Learning to Draw Samples: With Application to Amortized MLE for Generative Adversarial Learning
Dilin Wang, Qiang Liu
TL;DR
The paper tackles efficient probabilistic inference when the target distribution is known only up to a normalization constant. It introduces Amortized SVGD, training a neural sampler to mimic Stein variational dynamics so that the sampler can rapidly generate samples for many related tasks without computing the proposal density. Building on this, SteinGAN couples the neural sampler with an energy-based model to perform amortized MLE in a GAN-like framework, achieving realistic image synthesis and competitive performance on multiple datasets. This approach automates sampler design, leverages a principled kernelized Stein discrepancy to maintain diversity, and demonstrates practical gains in both sample quality and downstream predictive tasks. The work lays groundwork for automatic, task-adaptive probabilistic inference and fast inner-loop optimization in deep energy models.
Abstract
We propose a simple algorithm to train stochastic neural networks to draw samples from given target distributions for probabilistic inference. Our method is based on iteratively adjusting the neural network parameters so that the output changes along a Stein variational gradient that maximumly decreases the KL divergence with the target distribution.

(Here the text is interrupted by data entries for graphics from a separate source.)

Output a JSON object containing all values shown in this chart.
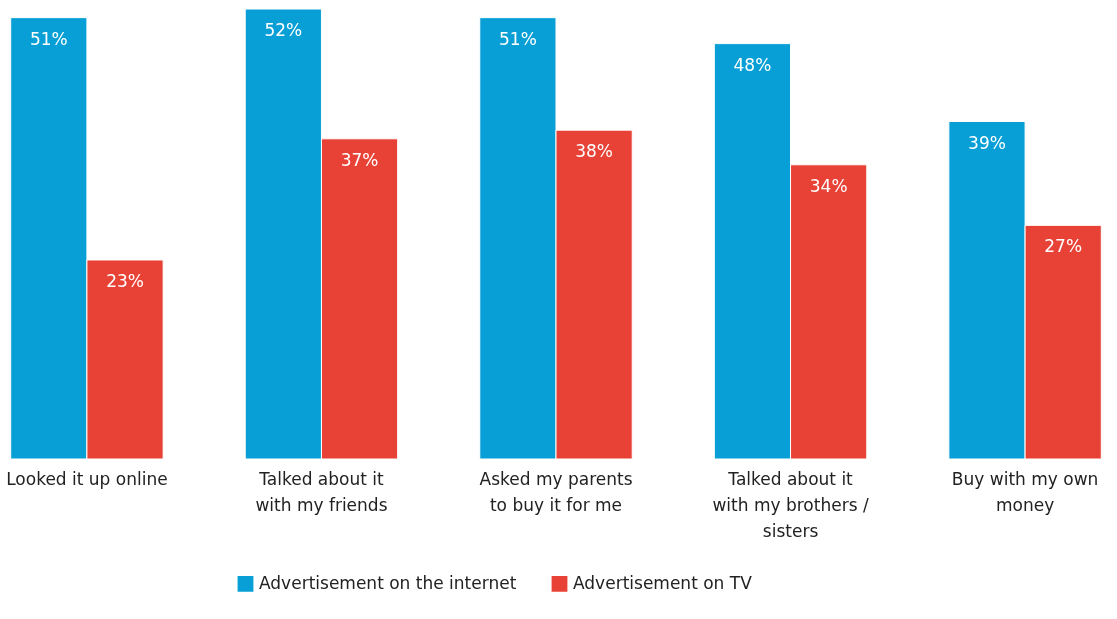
{
  "chart_data": {
    "type": "bar",
    "categories": [
      "Looked it up online",
      "Talked about it\nwith my friends",
      "Asked my parents\nto buy it for me",
      "Talked about it\nwith my brothers /\nsisters",
      "Buy with my own\nmoney"
    ],
    "series": [
      {
        "name": "Advertisement on the internet",
        "color": "#089fd6",
        "values": [
          51,
          52,
          51,
          48,
          39
        ],
        "value_labels": [
          "51%",
          "52%",
          "51%",
          "48%",
          "39%"
        ]
      },
      {
        "name": "Advertisement on TV",
        "color": "#e84236",
        "values": [
          23,
          37,
          38,
          34,
          27
        ],
        "value_labels": [
          "23%",
          "37%",
          "38%",
          "34%",
          "27%"
        ]
      }
    ],
    "legend": "bottom"
  }
}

Our method works for any target distribution specified by their unnormalized density function, and can train any black-box architectures that are differentiable in terms of the parameters we want to adapt. As an application of our method, we propose an amortized MLE algorithm for training deep energy model, where a neural sampler is adaptively trained to approximate the likelihood function. Our method mimics an adversarial game between the deep energy model and the neural sampler, and obtains realistic-looking images competitive with the state-of-the-art results.